First up was a feature on Fishidy, a resource-rich social network that allows users to trade angling tips and fishing reports while gleaning information on thousands of waterways across the U.S.
Next came 100 + Women Who Care — Madison, a new nonprofit organization that allows local women to pool $100 each, which can be bundled into donations totaling up to $10,000 for local charities.
Most recently, Madison Noteworthy profiled MobCraft, a Madison business that’s taking advantage of two burgeoning business trends: craft brewing and crowdsourcing.
“When we put [MobCraft’s] story together, I learned a lot more about them than is on their website,” said Franke. “They’re a craft brewery that’s located here in Madison, and rather than just coming up with their own recipes and selling them in local bars or through grocery stores, they allow people to submit some of the recipes they want brewed, and then their customers vote on which one they should brew.
“The way they fund a lot of their company, too, is that when people vote on which beer is going to be brewed, they actually place a pre-order in order to place that vote, so they have people placing orders before they go into production with that batch.”
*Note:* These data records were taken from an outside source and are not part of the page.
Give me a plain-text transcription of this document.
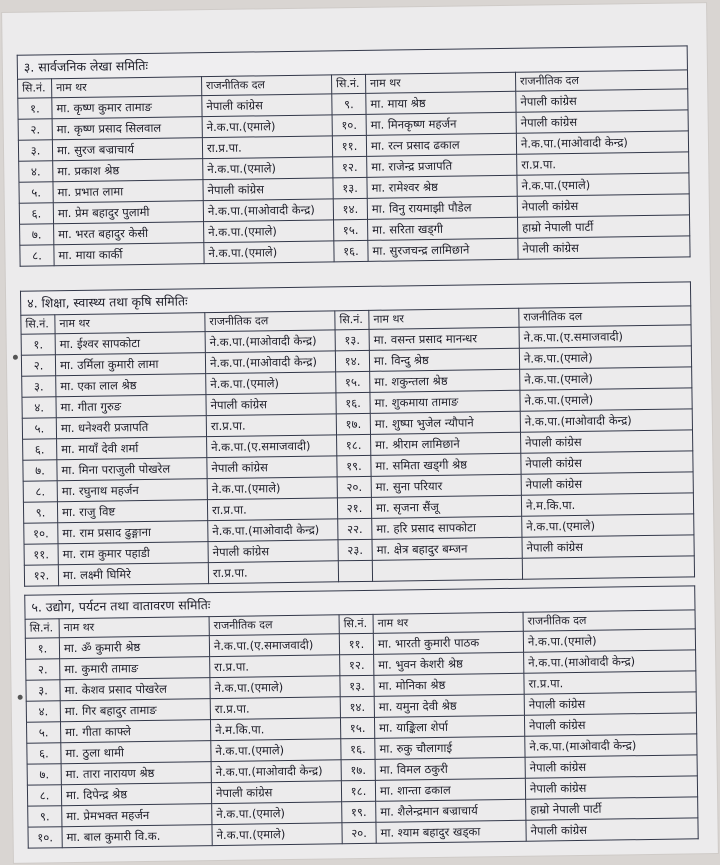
३. सार्वजनिक लेखा समितिः
सि.नं.	नाम थर	राजनीतिक दल	सि.नं.	नाम थर	राजनीतिक दल
१.	मा. कृष्ण कुमार तामाङ	नेपाली कांग्रेस	९.	मा. माया श्रेष्ठ	नेपाली कांग्रेस
२.	मा. कृष्ण प्रसाद सिलवाल	ने.क.पा.(एमाले)	१०.	मा. मिनकृष्ण महर्जन	नेपाली कांग्रेस
३.	मा. सुरज बज्राचार्य	रा.प्र.पा.	११.	मा. रत्न प्रसाद ढकाल	ने.क.पा.(माओवादी केन्द्र)
४.	मा. प्रकाश श्रेष्ठ	ने.क.पा.(एमाले)	१२.	मा. राजेन्द्र प्रजापति	रा.प्र.पा.
५.	मा. प्रभात लामा	नेपाली कांग्रेस	१३.	मा. रामेश्वर श्रेष्ठ	ने.क.पा.(एमाले)
६.	मा. प्रेम बहादुर पुलामी	ने.क.पा.(माओवादी केन्द्र)	१४.	मा. विनु रायमाझी पौडेल	नेपाली कांग्रेस
७.	मा. भरत बहादुर केसी	ने.क.पा.(एमाले)	१५.	मा. सरिता खड्गी	हाम्रो नेपाली पार्टी
८.	मा. माया कार्की	ने.क.पा.(एमाले)	१६.	मा. सुरजचन्द्र लामिछाने	नेपाली कांग्रेस
४. शिक्षा, स्वास्थ्य तथा कृषि समितिः
सि.नं.	नाम थर	राजनीतिक दल	सि.नं.	नाम थर	राजनीतिक दल
१.	मा. ईश्वर सापकोटा	ने.क.पा.(माओवादी केन्द्र)	१३.	मा. वसन्त प्रसाद मानन्धर	ने.क.पा.(ए.समाजवादी)
२.	मा. उर्मिला कुमारी लामा	ने.क.पा.(माओवादी केन्द्र)	१४.	मा. विन्दु श्रेष्ठ	ने.क.पा.(एमाले)
३.	मा. एका लाल श्रेष्ठ	ने.क.पा.(एमाले)	१५.	मा. शकुन्तला श्रेष्ठ	ने.क.पा.(एमाले)
४.	मा. गीता गुरुङ	नेपाली कांग्रेस	१६.	मा. शुकमाया तामाङ	ने.क.पा.(एमाले)
५.	मा. धनेश्वरी प्रजापति	रा.प्र.पा.	१७.	मा. शुष्पा भुजेल न्यौपाने	ने.क.पा.(माओवादी केन्द्र)
६.	मा. मायाँ देवी शर्मा	ने.क.पा.(ए.समाजवादी)	१८.	मा. श्रीराम लामिछाने	नेपाली कांग्रेस
७.	मा. मिना पराजुली पोखरेल	नेपाली कांग्रेस	१९.	मा. समिता खड्गी श्रेष्ठ	नेपाली कांग्रेस
८.	मा. रघुनाथ महर्जन	ने.क.पा.(एमाले)	२०.	मा. सुना परियार	नेपाली कांग्रेस
९.	मा. राजु विष्ट	रा.प्र.पा.	२१.	मा. सृजना सैंजू	ने.म.कि.पा.
१०.	मा. राम प्रसाद ढुङ्गाना	ने.क.पा.(माओवादी केन्द्र)	२२.	मा. हरि प्रसाद सापकोटा	ने.क.पा.(एमाले)
११.	मा. राम कुमार पहाडी	नेपाली कांग्रेस	२३.	मा. क्षेत्र बहादुर बम्जन	नेपाली कांग्रेस
१२.	मा. लक्ष्मी घिमिरे	रा.प्र.पा.			
५. उद्योग, पर्यटन तथा वातावरण समितिः
सि.नं.	नाम थर	राजनीतिक दल	सि.नं.	नाम थर	राजनीतिक दल
१.	मा. ॐ कुमारी श्रेष्ठ	ने.क.पा.(ए.समाजवादी)	११.	मा. भारती कुमारी पाठक	ने.क.पा.(एमाले)
२.	मा. कुमारी तामाङ	रा.प्र.पा.	१२.	मा. भुवन केशरी श्रेष्ठ	ने.क.पा.(माओवादी केन्द्र)
३.	मा. केशव प्रसाद पोखरेल	ने.क.पा.(एमाले)	१३.	मा. मोनिका श्रेष्ठ	रा.प्र.पा.
४.	मा. गिर बहादुर तामाङ	रा.प्र.पा.	१४.	मा. यमुना देवी श्रेष्ठ	नेपाली कांग्रेस
५.	मा. गीता काफ्ले	ने.म.कि.पा.	१५.	मा. याङ्किला शेर्पा	नेपाली कांग्रेस
६.	मा. ठुला थामी	ने.क.पा.(एमाले)	१६.	मा. रुकु चौलागाई	ने.क.पा.(माओवादी केन्द्र)
७.	मा. तारा नारायण श्रेष्ठ	ने.क.पा.(माओवादी केन्द्र)	१७.	मा. विमल ठकुरी	नेपाली कांग्रेस
८.	मा. दिपेन्द्र श्रेष्ठ	नेपाली कांग्रेस	१८.	मा. शान्ता ढकाल	नेपाली कांग्रेस
९.	मा. प्रेमभक्त महर्जन	ने.क.पा.(एमाले)	१९.	मा. शैलेन्द्रमान बज्राचार्य	हाम्रो नेपाली पार्टी
१०.	मा. बाल कुमारी वि.क.	ने.क.पा.(एमाले)	२०.	मा. श्याम बहादुर खड्का	नेपाली कांग्रेस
Three local organizations — three brilliantly innovative approaches to unique problems (assuming it’s a “problem” not to have a bottle of MobCraft’s Chocolate Peanut Butter Coffee Porter or Tea Infused Red Ale in your fridge).
A true community project
Madison Noteworthy plans on releasing a total of 12 three-minute-plus videos in its inaugural season, and with nine more to go, it’s counting on a little crowdsourcing help of its own.
Up until now, Franke, Yapp, and Nigh have funded the series on their own, but they recently launched a crowdfunding campaign through Indiegogo to defray some of the venture’s costs, raising more than $1,000 in just a week. The goal is to ultimately raise $5,000.
Meanwhile, Madison Noteworthy is actively soliciting ideas for new episodes. By going to the Madison Noteworthy website and clicking on the “nominate” tab (or simply clicking here) viewers can suggest profiles of other entrepreneurs who are “doing things a little differently.”
To Franke, the feedback Madison Noteworthy has received so far from local businesspeople is a testament to their growing sense of fellowship.
“I guess I realized before that Madison has this unique culture where we all tend to collaborate together toward common missions, but I don’t know if I completely appreciated the depth of that collaboration until I was able to see these different entrepreneurs and people nominating each other and showing each other encouragement,” said Franke. “There really seems to be this team spirit right now of collaborating for a greater cause or a greater good.”
And if Franke is right, that spirit will keep Madison Noteworthy from running out of material for years to come.
“There’s something special happening in Madison right now and it’s bigger than any one individual or idea,” said Franke. “You can sense the collective momentum that’s making Madison a friendly home to new ideas.”